ERC NanOnc

In our current society, therapeutic strategies against cancer suffer from dose-limiting toxicity, lack of specificity and high morbidity. To overcome this, the use of nanomaterials (NMs) is rising, where several NM formulations are undergoing clinical trials or are used in clinics where the NMs are used as drug delivery vehicles or as mediators in physical anticancer methods (e.g. hyperthermia), where to date, the success rate is limited due to low tumor targeting efficacy, lack of specificity and frequent re-use of classical toxicity mechanisms.

 

To overcome these issues, this research program aims to exploit the intrinsic toxicity of certain types of metal-based, degradation-prone NMs (Fe-doped ZnO, Fe-doped CuO and Ag of different sizes and coatings) towards only cancer cells as a novel and generic anti-cancer tool with:

1. improved efficacy against difficult to treat cancers such as multidrug-resistant cancer cells

2. enhanced specificity and selectivity of the treatment by the intrinsic cancer cell-specific toxicity of NMs towards cancer cells.

 

To overcome the issues related to selective delivery of the NMs, tumor-homing cells will be used that have been shown to efficiently home to primary tumors and their metastases. In practice, the NMs used show distinct degradation kinetics that primarily induce cancer-selective toxicity.

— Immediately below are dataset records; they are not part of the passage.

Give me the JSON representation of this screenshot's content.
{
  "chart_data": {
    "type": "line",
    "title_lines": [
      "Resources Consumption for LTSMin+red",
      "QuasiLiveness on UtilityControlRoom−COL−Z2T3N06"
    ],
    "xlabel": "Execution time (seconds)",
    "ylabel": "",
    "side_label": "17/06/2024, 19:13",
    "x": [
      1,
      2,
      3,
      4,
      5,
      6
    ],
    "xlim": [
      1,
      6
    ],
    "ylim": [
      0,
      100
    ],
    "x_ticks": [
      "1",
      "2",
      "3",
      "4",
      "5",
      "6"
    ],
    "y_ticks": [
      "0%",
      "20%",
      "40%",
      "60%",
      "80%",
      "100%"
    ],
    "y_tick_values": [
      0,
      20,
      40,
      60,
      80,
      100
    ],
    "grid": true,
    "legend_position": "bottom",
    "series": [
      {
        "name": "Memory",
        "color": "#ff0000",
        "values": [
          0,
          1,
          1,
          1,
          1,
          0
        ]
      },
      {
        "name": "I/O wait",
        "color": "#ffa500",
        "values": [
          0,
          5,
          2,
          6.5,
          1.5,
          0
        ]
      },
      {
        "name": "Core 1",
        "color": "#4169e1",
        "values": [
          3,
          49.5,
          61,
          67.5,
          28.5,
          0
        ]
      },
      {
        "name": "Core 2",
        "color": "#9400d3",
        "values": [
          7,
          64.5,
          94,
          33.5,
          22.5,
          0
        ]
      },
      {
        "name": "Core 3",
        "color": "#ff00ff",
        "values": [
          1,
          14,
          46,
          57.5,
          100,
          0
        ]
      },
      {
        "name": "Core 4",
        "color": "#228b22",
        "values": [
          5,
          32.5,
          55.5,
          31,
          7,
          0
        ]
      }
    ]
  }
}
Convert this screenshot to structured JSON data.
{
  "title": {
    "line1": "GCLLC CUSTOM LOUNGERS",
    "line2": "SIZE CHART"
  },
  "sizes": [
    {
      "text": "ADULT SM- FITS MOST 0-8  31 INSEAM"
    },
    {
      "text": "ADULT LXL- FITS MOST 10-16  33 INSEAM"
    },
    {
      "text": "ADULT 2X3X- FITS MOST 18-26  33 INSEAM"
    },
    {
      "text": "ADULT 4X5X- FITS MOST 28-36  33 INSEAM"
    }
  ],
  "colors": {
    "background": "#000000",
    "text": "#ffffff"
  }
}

To obtain efficient tumor targeting, genetically engineered tumor-homing cells will be loaded with the NMs using advanced cell loading methods. The tumor homing efficacy of these cells will be monitored via optical imaging and once at the target site these cells will release the NMs using various methods that will be optimized in this project. This will release the NMs into the tumor site, where they can selectively destroy the cancer cells. This research program will be the first to explore the full potential of cancer-specific toxicity of NMs and to tackle the delivery of NMs to solid tumors using a combination of genetic and physical methods.